Morgan’s eyebrows now arched upward in surprised astonishment.
Champlin paused and took his top hat off, running his hands through his thick, silvery hair.
“I never would have believed it about Brown if you had just come to me with that story. I would have just kicked the sorry lot of you off my ship. As it was, I was so startled by what I learned, I came close to putting you in manacles. But later I got to thinking how I underestimated you. Brown was a wicked storm coming in your direction, and like a sailor choosing to ride out the waves with no more than a double-reefed topsail, you found a way to stay clear of him. You showed me what I didn’t want to see about Brown, and you let him reveal his dark side. That’s what I told Mr. Griswold. I told him you had the quick thinking and resourcefulness needed to be a ship’s officer. And he agreed.”
Champlin then looked at him with a skeptical frown, and then a sort of curiosity in his probing eyes, like he was trying to figure out something that puzzled him.
“But I don’t mind telling you, Morgan, you’ve got your fair share of flaws as well.”
Morgan didn’t reply as he shuffled his feet and cast his eyes down.
“From what I’ve heard about your wanderings in those dark alleyways around the London Docks, you’re more foolhardy than I would have expected. I would be careful where you put your feet, Morgan.

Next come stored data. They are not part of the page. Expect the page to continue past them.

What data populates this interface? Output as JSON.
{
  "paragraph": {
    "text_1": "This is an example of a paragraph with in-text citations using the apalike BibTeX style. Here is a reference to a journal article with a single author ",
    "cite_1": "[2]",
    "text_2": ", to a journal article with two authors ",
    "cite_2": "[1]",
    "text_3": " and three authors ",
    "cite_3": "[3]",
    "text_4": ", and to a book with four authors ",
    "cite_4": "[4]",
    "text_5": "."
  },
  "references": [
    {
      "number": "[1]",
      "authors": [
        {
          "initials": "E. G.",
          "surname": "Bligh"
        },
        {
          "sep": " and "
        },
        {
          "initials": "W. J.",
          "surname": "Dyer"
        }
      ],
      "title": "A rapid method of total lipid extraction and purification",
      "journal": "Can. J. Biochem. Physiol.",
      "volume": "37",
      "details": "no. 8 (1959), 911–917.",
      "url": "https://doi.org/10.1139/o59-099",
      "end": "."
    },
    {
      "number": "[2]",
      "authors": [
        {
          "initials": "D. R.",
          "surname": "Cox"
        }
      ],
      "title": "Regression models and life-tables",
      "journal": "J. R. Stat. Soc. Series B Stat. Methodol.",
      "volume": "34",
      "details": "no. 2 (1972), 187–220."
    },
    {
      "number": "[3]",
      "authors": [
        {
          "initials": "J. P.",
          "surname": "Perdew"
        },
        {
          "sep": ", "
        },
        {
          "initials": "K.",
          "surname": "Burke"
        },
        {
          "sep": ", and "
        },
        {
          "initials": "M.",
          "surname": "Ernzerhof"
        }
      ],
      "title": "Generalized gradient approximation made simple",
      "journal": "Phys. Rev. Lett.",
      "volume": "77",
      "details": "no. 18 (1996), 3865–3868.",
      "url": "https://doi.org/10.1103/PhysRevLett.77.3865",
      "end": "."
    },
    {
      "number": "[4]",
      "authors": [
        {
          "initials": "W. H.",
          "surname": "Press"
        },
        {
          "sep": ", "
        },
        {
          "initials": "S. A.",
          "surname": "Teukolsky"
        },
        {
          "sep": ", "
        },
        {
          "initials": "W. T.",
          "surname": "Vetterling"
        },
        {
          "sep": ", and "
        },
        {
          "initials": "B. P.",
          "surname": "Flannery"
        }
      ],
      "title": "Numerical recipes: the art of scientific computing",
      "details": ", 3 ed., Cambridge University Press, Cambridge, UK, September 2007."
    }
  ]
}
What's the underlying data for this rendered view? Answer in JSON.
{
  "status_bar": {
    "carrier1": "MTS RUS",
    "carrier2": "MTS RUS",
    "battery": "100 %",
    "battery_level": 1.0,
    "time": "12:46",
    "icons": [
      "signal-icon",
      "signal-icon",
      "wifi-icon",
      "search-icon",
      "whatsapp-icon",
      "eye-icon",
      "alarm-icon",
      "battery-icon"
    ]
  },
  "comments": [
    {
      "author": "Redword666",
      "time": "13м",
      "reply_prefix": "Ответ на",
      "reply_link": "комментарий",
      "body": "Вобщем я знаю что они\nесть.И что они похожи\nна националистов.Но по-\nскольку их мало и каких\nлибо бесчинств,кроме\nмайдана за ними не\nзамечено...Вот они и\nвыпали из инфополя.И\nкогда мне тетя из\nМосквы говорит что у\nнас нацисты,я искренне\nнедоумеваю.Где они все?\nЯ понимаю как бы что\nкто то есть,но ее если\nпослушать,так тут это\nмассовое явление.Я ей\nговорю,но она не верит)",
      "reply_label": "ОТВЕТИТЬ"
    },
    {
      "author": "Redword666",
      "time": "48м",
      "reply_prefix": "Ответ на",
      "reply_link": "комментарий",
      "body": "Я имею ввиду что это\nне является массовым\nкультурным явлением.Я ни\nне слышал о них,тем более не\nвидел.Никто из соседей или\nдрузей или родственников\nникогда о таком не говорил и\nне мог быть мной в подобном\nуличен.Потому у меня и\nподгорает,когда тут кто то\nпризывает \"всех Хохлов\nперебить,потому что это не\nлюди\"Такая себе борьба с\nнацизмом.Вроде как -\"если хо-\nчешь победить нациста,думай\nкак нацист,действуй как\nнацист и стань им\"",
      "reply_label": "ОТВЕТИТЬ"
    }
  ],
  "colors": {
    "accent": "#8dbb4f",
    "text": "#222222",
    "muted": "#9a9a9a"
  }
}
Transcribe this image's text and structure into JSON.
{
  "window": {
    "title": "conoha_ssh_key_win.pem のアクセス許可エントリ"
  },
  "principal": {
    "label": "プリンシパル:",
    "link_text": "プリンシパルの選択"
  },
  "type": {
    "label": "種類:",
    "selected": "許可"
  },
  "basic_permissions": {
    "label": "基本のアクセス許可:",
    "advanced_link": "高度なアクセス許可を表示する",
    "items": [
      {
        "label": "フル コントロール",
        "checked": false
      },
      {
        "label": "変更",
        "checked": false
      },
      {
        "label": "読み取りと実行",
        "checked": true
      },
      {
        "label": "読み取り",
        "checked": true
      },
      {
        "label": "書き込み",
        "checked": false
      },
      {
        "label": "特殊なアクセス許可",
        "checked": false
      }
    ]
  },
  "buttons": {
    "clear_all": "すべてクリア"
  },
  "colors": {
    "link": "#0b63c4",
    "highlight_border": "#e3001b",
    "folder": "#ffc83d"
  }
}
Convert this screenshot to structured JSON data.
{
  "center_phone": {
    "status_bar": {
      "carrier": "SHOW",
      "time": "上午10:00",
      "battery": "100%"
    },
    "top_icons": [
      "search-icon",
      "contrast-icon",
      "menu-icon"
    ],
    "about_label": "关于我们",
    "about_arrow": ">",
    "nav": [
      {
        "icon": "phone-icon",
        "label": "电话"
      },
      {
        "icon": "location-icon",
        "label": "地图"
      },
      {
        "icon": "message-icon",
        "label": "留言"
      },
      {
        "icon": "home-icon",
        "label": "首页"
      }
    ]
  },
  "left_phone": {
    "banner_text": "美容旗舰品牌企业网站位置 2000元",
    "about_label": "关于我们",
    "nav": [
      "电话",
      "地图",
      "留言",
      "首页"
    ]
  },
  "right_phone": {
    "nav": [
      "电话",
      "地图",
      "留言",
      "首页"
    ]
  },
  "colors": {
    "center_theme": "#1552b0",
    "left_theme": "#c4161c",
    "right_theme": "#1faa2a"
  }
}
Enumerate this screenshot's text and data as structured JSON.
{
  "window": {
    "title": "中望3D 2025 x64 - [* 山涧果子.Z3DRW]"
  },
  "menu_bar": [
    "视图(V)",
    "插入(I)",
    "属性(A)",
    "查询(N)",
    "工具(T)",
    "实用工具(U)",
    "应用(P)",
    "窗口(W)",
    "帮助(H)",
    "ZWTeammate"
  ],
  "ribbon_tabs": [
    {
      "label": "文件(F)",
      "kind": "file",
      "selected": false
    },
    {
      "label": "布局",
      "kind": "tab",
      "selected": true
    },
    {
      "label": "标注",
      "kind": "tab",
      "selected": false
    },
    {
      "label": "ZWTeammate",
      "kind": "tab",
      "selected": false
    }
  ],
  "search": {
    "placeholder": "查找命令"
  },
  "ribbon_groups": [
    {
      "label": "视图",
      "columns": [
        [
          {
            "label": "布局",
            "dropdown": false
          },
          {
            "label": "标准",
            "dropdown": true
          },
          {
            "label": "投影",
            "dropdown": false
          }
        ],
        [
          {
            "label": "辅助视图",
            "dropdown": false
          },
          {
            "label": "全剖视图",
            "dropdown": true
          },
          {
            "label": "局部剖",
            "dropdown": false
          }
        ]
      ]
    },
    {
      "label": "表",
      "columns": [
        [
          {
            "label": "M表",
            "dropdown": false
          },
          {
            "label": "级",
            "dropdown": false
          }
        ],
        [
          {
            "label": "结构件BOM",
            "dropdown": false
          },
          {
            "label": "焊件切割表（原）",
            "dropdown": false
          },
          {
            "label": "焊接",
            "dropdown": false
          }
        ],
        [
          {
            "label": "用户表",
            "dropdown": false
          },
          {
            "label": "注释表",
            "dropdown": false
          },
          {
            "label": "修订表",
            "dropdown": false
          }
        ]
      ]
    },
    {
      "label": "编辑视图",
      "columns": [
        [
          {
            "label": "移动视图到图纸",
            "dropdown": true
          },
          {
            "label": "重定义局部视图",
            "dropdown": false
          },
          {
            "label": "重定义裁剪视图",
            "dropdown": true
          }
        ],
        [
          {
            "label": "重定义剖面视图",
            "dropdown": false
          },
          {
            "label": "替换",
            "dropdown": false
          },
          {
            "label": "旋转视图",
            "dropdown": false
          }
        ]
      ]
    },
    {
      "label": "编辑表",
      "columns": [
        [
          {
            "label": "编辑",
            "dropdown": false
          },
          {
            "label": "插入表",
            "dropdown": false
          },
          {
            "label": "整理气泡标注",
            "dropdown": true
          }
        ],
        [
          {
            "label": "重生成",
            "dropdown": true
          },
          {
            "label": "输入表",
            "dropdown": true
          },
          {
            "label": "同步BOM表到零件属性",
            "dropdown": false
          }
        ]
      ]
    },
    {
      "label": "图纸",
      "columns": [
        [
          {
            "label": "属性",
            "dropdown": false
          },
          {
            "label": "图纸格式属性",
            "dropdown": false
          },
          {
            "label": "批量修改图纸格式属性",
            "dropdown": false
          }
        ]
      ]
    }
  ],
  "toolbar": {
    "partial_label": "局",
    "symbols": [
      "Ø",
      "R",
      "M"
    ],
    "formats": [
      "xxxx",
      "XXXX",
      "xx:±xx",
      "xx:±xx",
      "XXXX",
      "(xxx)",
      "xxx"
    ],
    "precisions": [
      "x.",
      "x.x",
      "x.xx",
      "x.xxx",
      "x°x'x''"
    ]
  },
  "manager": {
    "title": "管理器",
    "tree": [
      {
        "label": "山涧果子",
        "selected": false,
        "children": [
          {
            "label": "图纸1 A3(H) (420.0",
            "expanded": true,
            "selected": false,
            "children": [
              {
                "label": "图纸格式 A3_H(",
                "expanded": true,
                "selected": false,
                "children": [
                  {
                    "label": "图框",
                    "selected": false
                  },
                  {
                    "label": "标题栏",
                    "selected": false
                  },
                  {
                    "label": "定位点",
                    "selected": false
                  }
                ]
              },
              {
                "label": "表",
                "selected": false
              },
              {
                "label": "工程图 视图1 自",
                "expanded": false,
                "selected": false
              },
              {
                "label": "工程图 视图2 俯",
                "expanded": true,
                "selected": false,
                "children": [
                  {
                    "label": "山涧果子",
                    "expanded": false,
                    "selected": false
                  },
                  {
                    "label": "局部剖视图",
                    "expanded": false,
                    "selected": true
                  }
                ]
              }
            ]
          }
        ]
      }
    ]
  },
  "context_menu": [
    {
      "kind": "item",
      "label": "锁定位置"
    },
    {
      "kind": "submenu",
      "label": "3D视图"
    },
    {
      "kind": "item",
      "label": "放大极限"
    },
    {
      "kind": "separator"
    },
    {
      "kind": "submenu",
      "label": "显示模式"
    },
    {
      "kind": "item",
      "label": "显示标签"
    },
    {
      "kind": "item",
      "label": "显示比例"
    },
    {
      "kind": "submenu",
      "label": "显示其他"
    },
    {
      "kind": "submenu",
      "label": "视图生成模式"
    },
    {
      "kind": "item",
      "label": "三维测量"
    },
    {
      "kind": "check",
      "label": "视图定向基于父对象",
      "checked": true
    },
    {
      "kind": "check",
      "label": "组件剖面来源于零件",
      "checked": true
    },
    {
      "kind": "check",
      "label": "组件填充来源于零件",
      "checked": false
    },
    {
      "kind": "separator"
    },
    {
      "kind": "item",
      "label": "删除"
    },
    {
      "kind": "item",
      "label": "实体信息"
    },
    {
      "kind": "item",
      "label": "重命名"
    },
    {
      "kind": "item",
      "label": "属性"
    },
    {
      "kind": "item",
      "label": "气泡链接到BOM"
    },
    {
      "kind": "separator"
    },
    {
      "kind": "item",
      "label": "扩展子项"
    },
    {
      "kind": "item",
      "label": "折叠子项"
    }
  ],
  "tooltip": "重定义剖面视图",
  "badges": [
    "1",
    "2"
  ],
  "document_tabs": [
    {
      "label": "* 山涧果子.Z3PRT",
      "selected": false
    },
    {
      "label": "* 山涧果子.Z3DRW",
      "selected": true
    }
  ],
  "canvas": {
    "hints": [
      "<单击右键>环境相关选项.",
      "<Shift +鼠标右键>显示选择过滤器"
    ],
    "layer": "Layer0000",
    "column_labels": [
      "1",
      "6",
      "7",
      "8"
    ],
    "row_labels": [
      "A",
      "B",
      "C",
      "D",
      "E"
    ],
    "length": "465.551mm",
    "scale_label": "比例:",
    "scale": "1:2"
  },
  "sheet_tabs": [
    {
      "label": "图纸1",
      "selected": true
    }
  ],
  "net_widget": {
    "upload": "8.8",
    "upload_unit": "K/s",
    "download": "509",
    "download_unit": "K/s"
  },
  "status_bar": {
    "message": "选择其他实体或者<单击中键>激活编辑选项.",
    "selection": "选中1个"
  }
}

Like a chance meeting with a snake that crosses your path, you have to know where to step. The world is like a snake, Morgan, whether you’re shipboard or on land. Make no mistake, it will bite you if you give it the opportunity.”
With that parting remark, Captain Henry Champlin had walked out of his life. Those were words he would always remember. Mr. Toothacher and some of the more experienced sailors had left with Champlin. Morgan had watched the old sea dog walk down the gangway and slowly saunter off to the offices of the Black X Line at 68 South Street. He thought to himself how much their relationship had changed since he had first come aboard ship as a cabin boy. That seemed like a couple of lifetimes ago. Champlin had been so stern at first, and then become almost like a distant father, but one who seemed to understand him. He would miss sailing with him.
Ochoa interrupted his thoughts.
“Ya llegamos. Allí está Irlanda.”
There in the distance off to the port side, Morgan could see the faint outline of the Cape Clear lighthouse on the bleak, barren southern tip of Ireland. They steered the ship so as to pass some three miles from the lighthouse and then headed toward the Cornwall coast at the southwestern tip of England. The long vigil of being on watch afforded him plenty of time to think about things, not just his life aboard ship and his time in London, but also his family. The first ray of sunlight had now peeked above the horizon, and the darkness began lifting like a slow-moving curtain revealing a rolling seascape with frothy whitecaps.
Normally the London-bound packet ships traveled well to the south of Ireland so they could clear the western edge of the Scilly Islands. But the favorable northwesterly winds had convinced Morgan to hug the Irish coastline before bearing off and running before the wind.
“Plenty of sheep in the meadow today, Ochoa. We should make good time to the Scillies.”
Ochoa nodded. Frozen drops of rain and hail began to pelt the ship’s decks, and the sound made him think of falling chestnuts dropping onto the barn roof back home. He wondered if he would ever get home again. He had been at sea for seven long years now. The last letter from his brother had made it sound like his father no longer wanted to see him ever again. It seemed that he and Icelander had something in common. They were outcasts who had left the unrest of the land to embrace the risks of the sea. Maybe all sailors were that way, with no place to call home.
“Home,” he murmured softly to himself under his breath. “Home.” He wondered if his long journey to find Abraham was no different than chasing a mirage. He thought of reading Don Quixote and smiled as he remembered his tutoring sessions with Margaret Carpenter so long ago. A wave of melancholy overwhelmed him. “Home,” he whispered again.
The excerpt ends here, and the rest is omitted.